Now that the principle is clear, everything else follows. If the viewer moves but the virtual objects stay the same, the images on the screen move as well. There is a simple analogy to explain their motion: pretend that the viewer’s eyes are small flashlights. Then light is actually coming from the eyes and hitting the objects, and what we see on the screens are exactly the shadows of the objects. As the flashlights move, the shadows move in exactly the way real shadows would.

Here’s a slide show I made a few years ago trying to explain the same thing, using the same diagrams (and I’m also talking about the difference between head-mounted displays and CAVEs towards the end):

So what happens if there is no screen behind the virtual object, to be a source of light hitting the eyes? Simple: the virtual object gets cut off. This is a very disturbing effect, because apparently an object gets occluded by something that’s behind it. Our brains have a really hard time believing that, which is why it has to be avoided at all costs. This is why virtual reality environments like CAVEs have multiple very large screens. The screens are not used to actually show images; they are simply there so that there is always some screen area behind any virtual object that the viewer might be looking at. Interestingly, the viewer-screen camera model works for multiple screens without any extra effort; the resulting images will automatically be seamless.

The cut-off effect is, however, a problem for small-screen holographic displays like the zSpace. And, going against many people’s expectations, the same problem applies to “real” laser-based holograms. They also need a screen behind them to be visible. There is no such thing as a holographic projector, like the “help us, Obi-Wan Kenobi” kind!

Here is a video showing a CAVE, a large-scale holographic display.
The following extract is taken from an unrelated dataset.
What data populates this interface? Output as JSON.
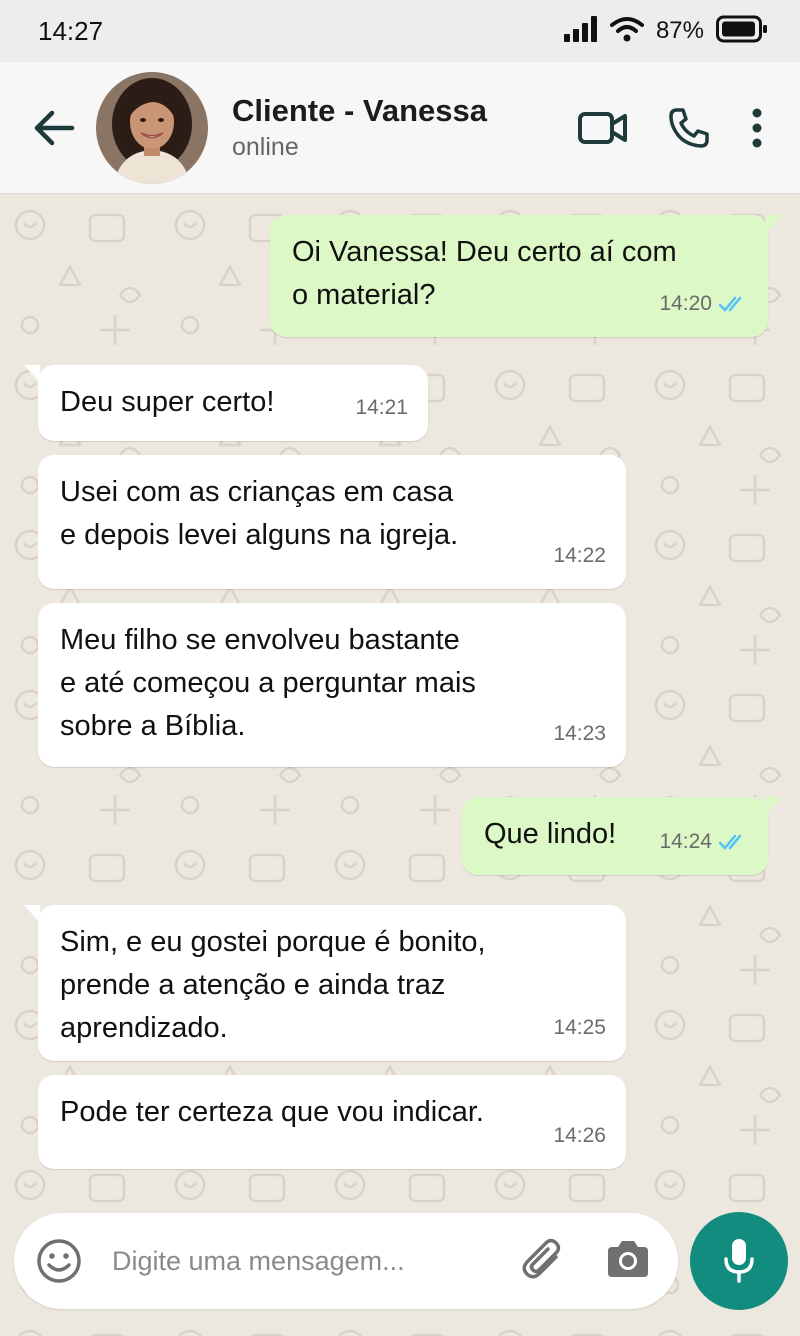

In this case, it was the video camera that was head-tracked, which is why the virtual globe looks almost as real as the real person. Pay special attention to the edges and corners of the CAVE (which is basically a big cube): although two or three screens come together at right angles, the globe still looks seamless.

Now a confession: I lied above. The light coming from the screen does not look exactly like the light from a real object would. The one thing that head-tracked stereoscopic holographic displays cannot create — and what distinguishes them from laser-based holograms — is focus. Our eyes have to focus differently for light coming from different distances. In a holographic display, while the light appears to come from a virtual object, it still really comes from a screen somewhere behind the object. Because our eyes are otherwise fooled by the illusion, they will automatically focus on the position of the virtual object, causing the object to appear slightly blurry (since the light is actually coming from somewhere else). Fortunately, this is a subtle effect that most people don’t notice until it’s pointed out, but it is a difference, and it’s even a concern for its potential (but unconfirmed) long-term effects.
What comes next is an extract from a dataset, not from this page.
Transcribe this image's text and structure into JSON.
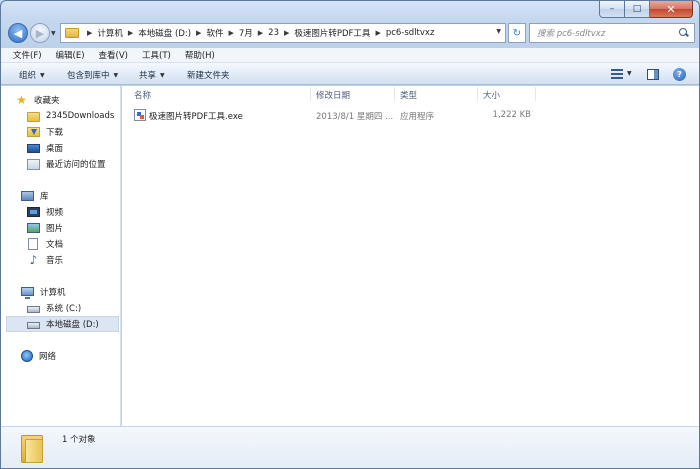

Oh, and cool story: Why is the CAVE called CAVE? “CAVE automated virtual environment” is obviously a (recursive) backronym, so why CAVE? I think it works at three levels: for one, standing in a CAVE feels somewhat like standing in a cave. OK, weak. Second, there’s Plato’s Allegory of the Cave. Basically, it says that we perceive reality not directly, but only through its impression on our senses (or, as Plato put it, through its shadows on a cave wall). That’s pretty deep. But here’s the joke: in a CAVE, that’s literally true. As I explained above, head-tracked stereoscopic holographic displays present objects through their shadows on one or more CAVE walls, projected from light sources in the viewer’s eyes. Whoa.